Construction firms have had a larger share of loans approved than other industries so far under a government program meant to help small businesses survive the coronavirus outbreak, and the average loan amount for all applications has been about $239,000, a new report shows.
The U.S. Small Business Administration on Tuesday released the most comprehensive report to date of the $349 billion Paycheck Protection Program, a cornerstone of the federal government’s $2.2 trillion response to pandemic. It details more than 1 million applications totaling $247.5 billion approved as of Monday.
As of late afternoon Tuesday, almost 1.2 million applications, totaling more than $268 billion, had been approved since the program launched April 3, according to the SBA’s latest totals. Funds for the program could be exhausted by Thursday, a top White House adviser said, but negotiations in Congress to replenish it remain stalled.
There’s no comprehensive accounting of how much money lenders have disbursed to small businesses so far. JPMorgan Chase Co. has funded $9.3 billion to firms and has more than 300,000 businesses in the application process representing $37 billion in loans, chief financial officer Jennifer Piepszak said Tuesday.

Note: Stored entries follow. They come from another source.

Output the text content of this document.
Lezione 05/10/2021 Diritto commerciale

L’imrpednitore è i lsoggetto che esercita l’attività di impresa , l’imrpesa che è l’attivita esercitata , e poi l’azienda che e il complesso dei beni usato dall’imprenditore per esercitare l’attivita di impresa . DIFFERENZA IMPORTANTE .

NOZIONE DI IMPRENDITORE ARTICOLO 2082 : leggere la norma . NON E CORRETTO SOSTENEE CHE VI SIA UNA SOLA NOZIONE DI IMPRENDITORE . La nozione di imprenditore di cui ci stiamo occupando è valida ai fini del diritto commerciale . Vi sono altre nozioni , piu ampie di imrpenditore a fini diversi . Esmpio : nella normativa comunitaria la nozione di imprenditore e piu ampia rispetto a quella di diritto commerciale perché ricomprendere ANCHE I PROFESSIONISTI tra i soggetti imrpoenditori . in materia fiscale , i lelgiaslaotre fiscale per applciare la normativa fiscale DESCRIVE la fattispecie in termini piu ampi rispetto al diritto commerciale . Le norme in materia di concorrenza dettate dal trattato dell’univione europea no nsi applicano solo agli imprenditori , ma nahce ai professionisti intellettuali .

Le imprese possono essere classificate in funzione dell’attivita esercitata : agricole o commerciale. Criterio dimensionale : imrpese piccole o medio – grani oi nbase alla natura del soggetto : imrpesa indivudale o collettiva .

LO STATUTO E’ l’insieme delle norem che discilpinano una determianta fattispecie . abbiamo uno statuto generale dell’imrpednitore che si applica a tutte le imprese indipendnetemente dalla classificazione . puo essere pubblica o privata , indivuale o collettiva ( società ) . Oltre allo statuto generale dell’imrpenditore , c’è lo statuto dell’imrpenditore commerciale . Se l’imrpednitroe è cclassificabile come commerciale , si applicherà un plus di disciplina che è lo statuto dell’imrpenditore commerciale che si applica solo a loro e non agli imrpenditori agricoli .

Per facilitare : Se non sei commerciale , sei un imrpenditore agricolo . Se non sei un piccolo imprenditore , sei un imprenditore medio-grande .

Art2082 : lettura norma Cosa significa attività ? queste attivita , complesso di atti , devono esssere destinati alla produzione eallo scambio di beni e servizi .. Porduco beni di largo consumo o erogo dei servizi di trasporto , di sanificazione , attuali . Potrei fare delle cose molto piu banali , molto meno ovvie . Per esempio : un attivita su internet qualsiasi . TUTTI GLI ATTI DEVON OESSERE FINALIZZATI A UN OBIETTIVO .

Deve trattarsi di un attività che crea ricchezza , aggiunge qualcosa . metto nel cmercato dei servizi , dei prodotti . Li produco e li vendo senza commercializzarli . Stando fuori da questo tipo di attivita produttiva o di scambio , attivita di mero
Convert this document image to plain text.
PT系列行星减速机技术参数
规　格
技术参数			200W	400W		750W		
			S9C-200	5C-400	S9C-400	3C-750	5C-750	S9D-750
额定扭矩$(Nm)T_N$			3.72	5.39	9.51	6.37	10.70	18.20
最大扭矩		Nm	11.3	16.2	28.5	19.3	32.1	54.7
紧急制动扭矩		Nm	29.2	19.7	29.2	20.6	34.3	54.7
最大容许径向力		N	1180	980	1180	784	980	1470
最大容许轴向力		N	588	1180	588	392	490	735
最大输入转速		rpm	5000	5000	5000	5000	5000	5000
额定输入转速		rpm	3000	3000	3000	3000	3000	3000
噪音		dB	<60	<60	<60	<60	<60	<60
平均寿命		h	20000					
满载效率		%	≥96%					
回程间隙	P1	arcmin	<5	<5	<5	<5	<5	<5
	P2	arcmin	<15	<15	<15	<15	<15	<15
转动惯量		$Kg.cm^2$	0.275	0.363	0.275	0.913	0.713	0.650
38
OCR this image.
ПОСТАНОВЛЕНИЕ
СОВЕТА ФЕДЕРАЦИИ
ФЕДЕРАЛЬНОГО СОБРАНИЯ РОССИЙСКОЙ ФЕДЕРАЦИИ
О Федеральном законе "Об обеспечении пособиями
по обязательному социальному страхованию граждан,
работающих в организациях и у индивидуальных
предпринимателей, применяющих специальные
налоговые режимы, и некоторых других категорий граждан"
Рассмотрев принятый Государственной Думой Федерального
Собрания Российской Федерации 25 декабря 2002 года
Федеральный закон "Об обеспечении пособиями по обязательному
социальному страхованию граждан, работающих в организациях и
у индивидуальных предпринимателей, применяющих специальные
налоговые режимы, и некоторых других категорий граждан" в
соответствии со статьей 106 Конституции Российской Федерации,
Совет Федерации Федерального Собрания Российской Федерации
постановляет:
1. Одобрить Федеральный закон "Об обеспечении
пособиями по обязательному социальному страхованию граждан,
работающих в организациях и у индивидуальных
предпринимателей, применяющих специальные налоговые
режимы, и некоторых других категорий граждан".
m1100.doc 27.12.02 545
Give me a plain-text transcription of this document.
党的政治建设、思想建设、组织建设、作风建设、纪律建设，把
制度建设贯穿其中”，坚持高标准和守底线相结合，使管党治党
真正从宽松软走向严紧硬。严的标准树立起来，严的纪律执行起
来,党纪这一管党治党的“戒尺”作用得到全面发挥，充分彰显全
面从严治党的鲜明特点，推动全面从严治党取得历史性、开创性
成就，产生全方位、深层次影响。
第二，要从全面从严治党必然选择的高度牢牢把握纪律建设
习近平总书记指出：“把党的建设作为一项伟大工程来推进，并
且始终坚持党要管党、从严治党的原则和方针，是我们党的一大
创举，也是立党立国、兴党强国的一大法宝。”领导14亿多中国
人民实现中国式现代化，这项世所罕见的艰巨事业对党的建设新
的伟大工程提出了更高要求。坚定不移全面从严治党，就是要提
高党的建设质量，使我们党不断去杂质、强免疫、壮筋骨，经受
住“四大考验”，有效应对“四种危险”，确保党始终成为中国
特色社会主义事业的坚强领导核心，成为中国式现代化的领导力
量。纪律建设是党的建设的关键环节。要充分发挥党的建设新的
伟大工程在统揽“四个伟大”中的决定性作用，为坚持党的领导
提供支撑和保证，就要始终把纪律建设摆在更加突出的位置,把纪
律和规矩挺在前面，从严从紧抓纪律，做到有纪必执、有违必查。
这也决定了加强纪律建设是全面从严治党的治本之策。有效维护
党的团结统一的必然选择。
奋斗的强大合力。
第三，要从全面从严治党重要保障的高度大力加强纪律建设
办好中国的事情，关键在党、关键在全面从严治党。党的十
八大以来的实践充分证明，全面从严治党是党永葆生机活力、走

Construction companies received approval for 114,838 loans totaling about $34 billion through Monday, the SBA report shows. Professional, scientific and technical service companies were approved for 126,372 loans worth $30.3 billion, while holding companies had 2,278 loans approved totaling $888 million. Manufacturing firms had applications totaling $30.3 billion, and health care and social assistance firms $27.9 billion.
Loan applications from Texas, California, Florida, Illinois and New York accounted for nearly a third of the total amount, according to the report.
Tuesday’s report shows that 70 percent of the loans approved were for $150,000 or less, but they accounted for just 15 percent of the $247.5 billion in total approved lending. Almost 40 percent of that total went to loans between $1 million and $5 million, and about 10 percent to businesses that borrowed more than $5 million.
The program offers loans of as much as $10 million. They are forgivable if proceeds are used to keep workers on the payroll and cover rent and other approved expenses for about two months, a short-term stopgap designed to help businesses get by until the economy reopens.